We have to learn how to deal with them, hopefully before we run head first into something that might destroy us.”
“And, of course, there are those that are not extinct, like whatever created Dragon.”
“Precisely.”
She looked at him, waiting for something more, then prompted: “Do you think we’ll ever get the full story of what happened here?”
“The bones will be fleshed out in time. We know the Theocracy was supplying Separatists on Cheyne III and used technology, bought from Dragon, to destroy an Outlink station. The Polity supported the rebellion here that finally overthrew the Theocracy. Dragon changed sides, apparently because it did not like blame being attributed to it for the destruction of the station, and assisted that rebellion before suiciding on the surface. The guy who stole the dreadnought?

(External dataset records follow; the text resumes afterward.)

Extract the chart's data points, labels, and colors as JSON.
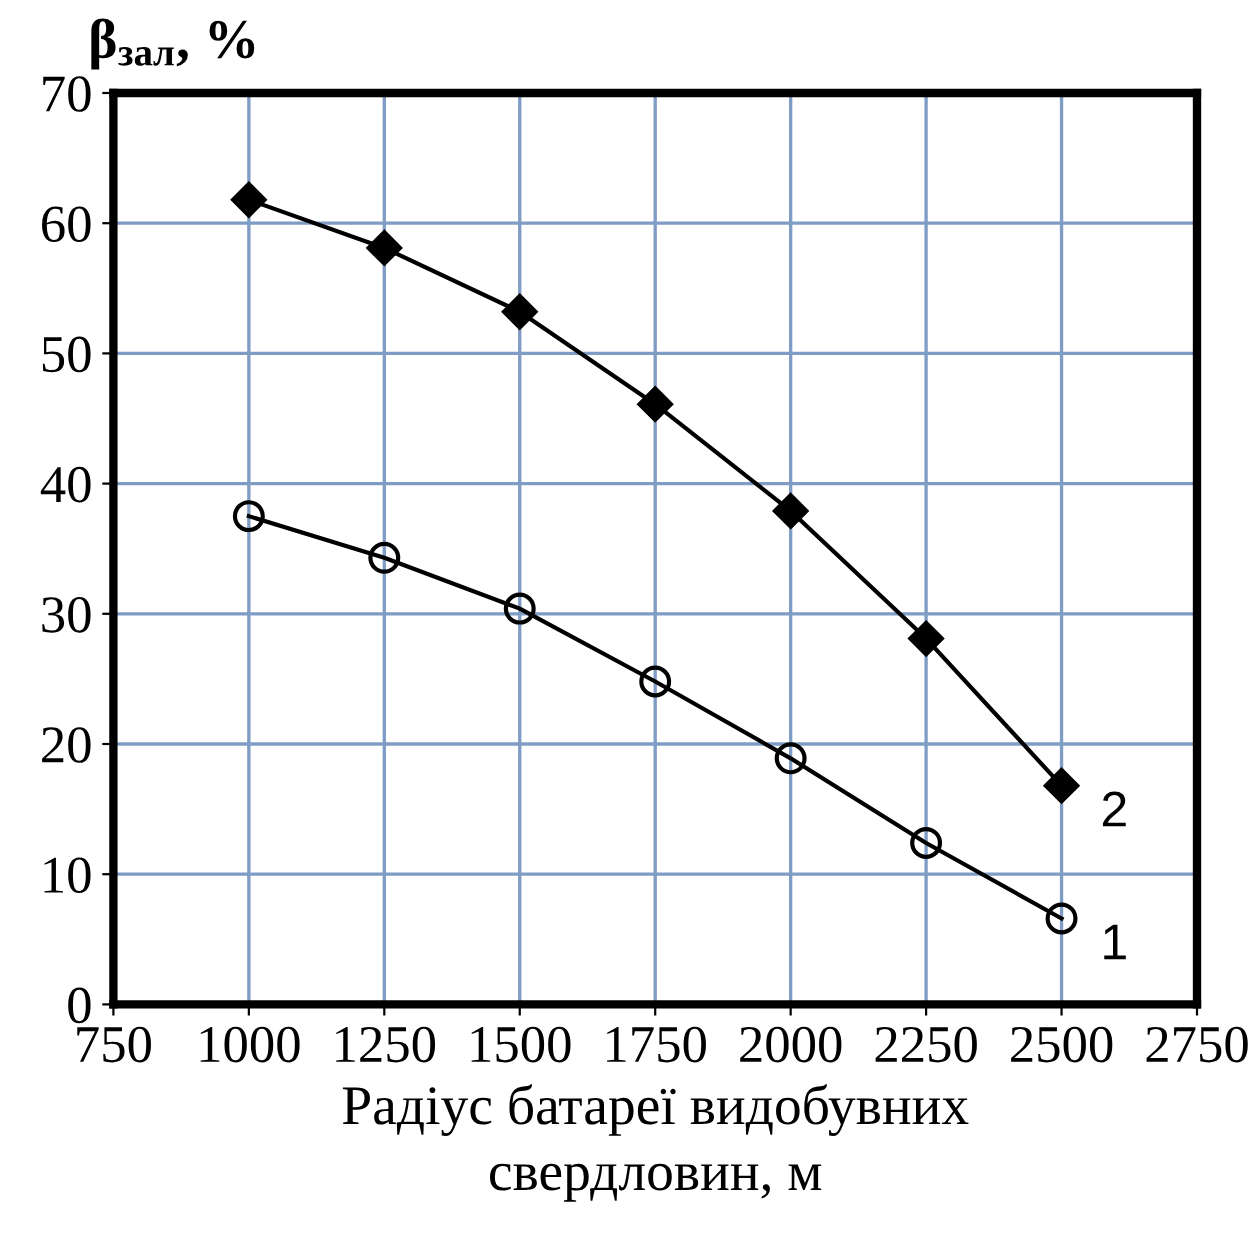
{
  "chart_data": {
    "type": "line",
    "ylabel": "β$_{зал}$, %",
    "xlabel": "Радіус батареї видобувних\nсвердловин, м",
    "x": [
      1000,
      1250,
      1500,
      1750,
      2000,
      2250,
      2500
    ],
    "series": [
      {
        "name": "1",
        "color": "#000000",
        "marker": "circle",
        "values": [
          37.5,
          34.3,
          30.4,
          24.8,
          18.9,
          12.4,
          6.6
        ]
      },
      {
        "name": "2",
        "color": "#000000",
        "marker": "diamond",
        "values": [
          61.8,
          58.1,
          53.2,
          46.1,
          37.9,
          28.1,
          16.8
        ]
      }
    ],
    "xlim": [
      750,
      2750
    ],
    "xticks": [
      750,
      1000,
      1250,
      1500,
      1750,
      2000,
      2250,
      2500,
      2750
    ],
    "ylim": [
      0,
      70
    ],
    "yticks": [
      0,
      10,
      20,
      30,
      40,
      50,
      60,
      70
    ],
    "grid": true,
    "line_style": "solid"
  }
}
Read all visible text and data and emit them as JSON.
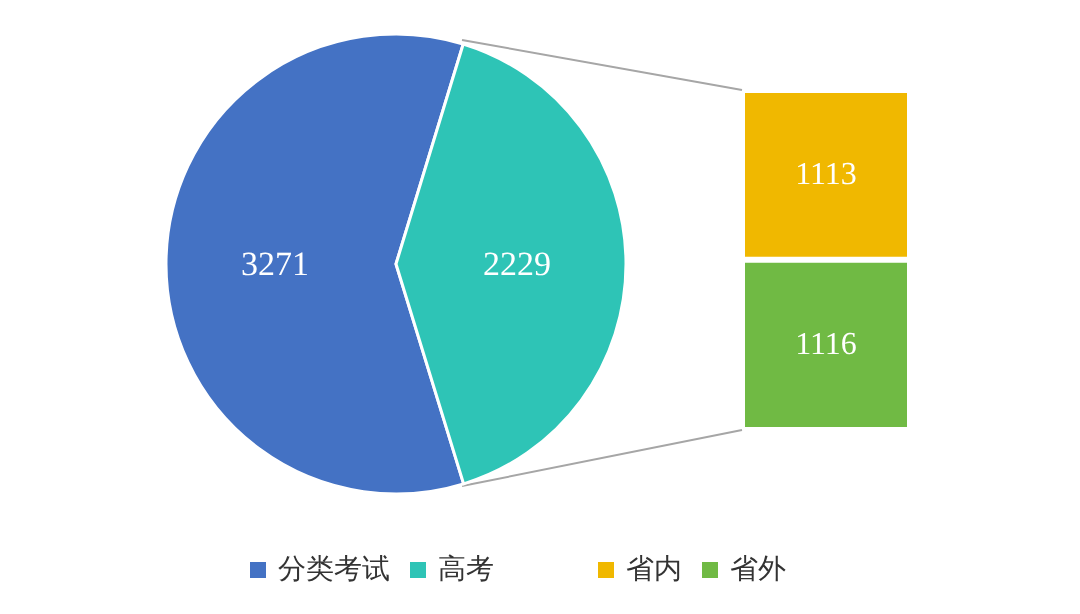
{
  "chart_data": [
    {
      "type": "pie",
      "categories": [
        "分类考试",
        "高考"
      ],
      "values": [
        3271,
        2229
      ],
      "colors": [
        "#4472c4",
        "#2ec4b6"
      ],
      "data_labels": true,
      "legend": "bottom"
    },
    {
      "type": "bar",
      "categories": [
        null
      ],
      "stacked": true,
      "data_labels": true,
      "legend": "bottom",
      "series": [
        {
          "name": "省外",
          "color": "#70ba44",
          "values": [
            1116
          ]
        },
        {
          "name": "省内",
          "color": "#f0b800",
          "values": [
            1113
          ]
        }
      ]
    }
  ]
}
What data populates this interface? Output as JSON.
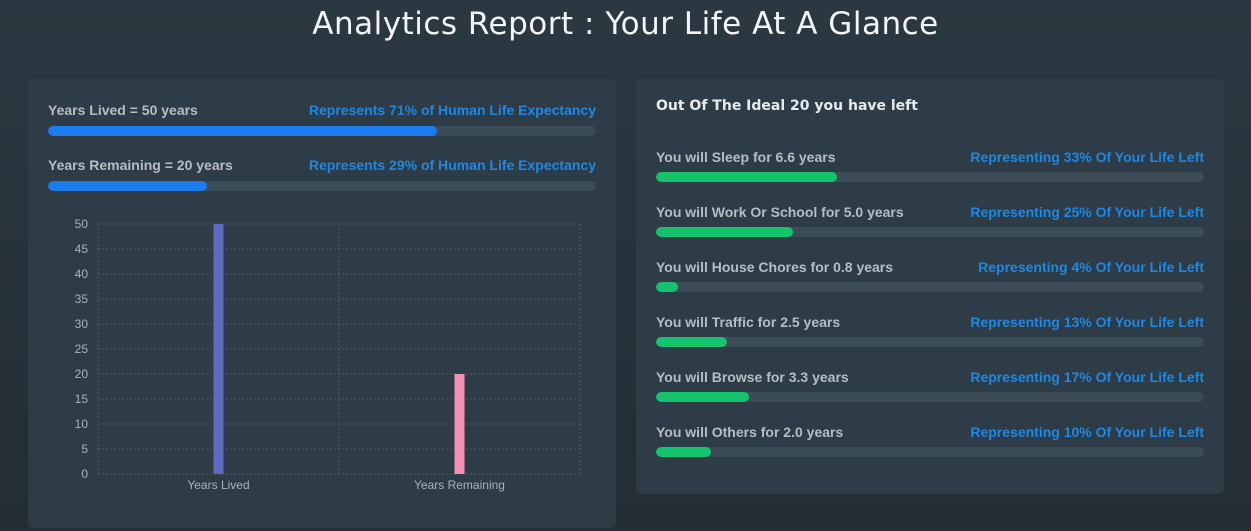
{
  "header": {
    "title": "Analytics Report : Your Life At A Glance"
  },
  "summary": [
    {
      "label": "Years Lived = 50 years",
      "note": "Represents 71% of Human Life Expectancy",
      "percent": 71
    },
    {
      "label": "Years Remaining = 20 years",
      "note": "Represents 29% of Human Life Expectancy",
      "percent": 29
    }
  ],
  "breakdown": {
    "heading": "Out Of The Ideal 20 you have left",
    "items": [
      {
        "label": "You will Sleep for 6.6 years",
        "note": "Representing 33% Of Your Life Left",
        "percent": 33
      },
      {
        "label": "You will Work Or School for 5.0 years",
        "note": "Representing 25% Of Your Life Left",
        "percent": 25
      },
      {
        "label": "You will House Chores for 0.8 years",
        "note": "Representing 4% Of Your Life Left",
        "percent": 4
      },
      {
        "label": "You will Traffic for 2.5 years",
        "note": "Representing 13% Of Your Life Left",
        "percent": 13
      },
      {
        "label": "You will Browse for 3.3 years",
        "note": "Representing 17% Of Your Life Left",
        "percent": 17
      },
      {
        "label": "You will Others for 2.0 years",
        "note": "Representing 10% Of Your Life Left",
        "percent": 10
      }
    ]
  },
  "colors": {
    "summary_bar": "#1a7cf0",
    "breakdown_bar": "#14c36b",
    "note_text": "#1e88e5"
  },
  "chart_data": {
    "type": "bar",
    "categories": [
      "Years Lived",
      "Years Remaining"
    ],
    "values": [
      50,
      20
    ],
    "colors": [
      "#5c6bc0",
      "#f48fb1"
    ],
    "title": "",
    "xlabel": "",
    "ylabel": "",
    "ylim": [
      0,
      50
    ],
    "yticks": [
      0,
      5,
      10,
      15,
      20,
      25,
      30,
      35,
      40,
      45,
      50
    ],
    "grid": true,
    "legend": "none"
  }
}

Some Separatist coming here on the side of the Theocracy. He and his ship were incinerated while pursuing Polity agents to the Elysium smelting facilities.”
“But is that really what happened here? The whole thing could be a cover for something deeper, something the AIs have been doing out here, perhaps some experiment that went wrong,” said Shardelle.
Jonas snorted. It amazed him how scientists, whose entire ethos was based on logic and empirical proof, sometimes wanted to believe complete rubbish.
“I’ve never put much credence in conspiracy theories,” he stated, which killed the conversation for some time.
Shardelle listened to the engine wind down, and to the slow ticking of cooling metal. She had parked the ATV on a hillock that she knew extended in a ring some kilometers in diameter. It was a good place to camp, the ground being too dry for mud snakes. She liked the view as well and felt safer being able to see for kilometers in either direction. Rodol was watching over them by satellite and would warn if anything was getting too close, but this vantage gave them the opportunity to eyeball any of the natives and decide themselves whether it might be necessary to run. She turned to Jonas.
His eyes were closed, but, obviously, he was not sleeping. He was auging-probably deep in some virtuality in which the hooder genome lay across his entire horizon and, godlike, he peeled away clumps of it for analysis and compiled the resultant data. She studied his profile, the hard intensity of his features, the natural tan that came from spending a lot of time outside.
Eventually she unstrapped herself and left him to it, turning on her shimmer-shield visor and snagging up her field tent and related equipment on the way out of the ATV. The landscape was red gilded by the nebula when he joined her an hour later. She was sitting in her camp chair before her tent, her visor flicking off and on as she sipped coffee.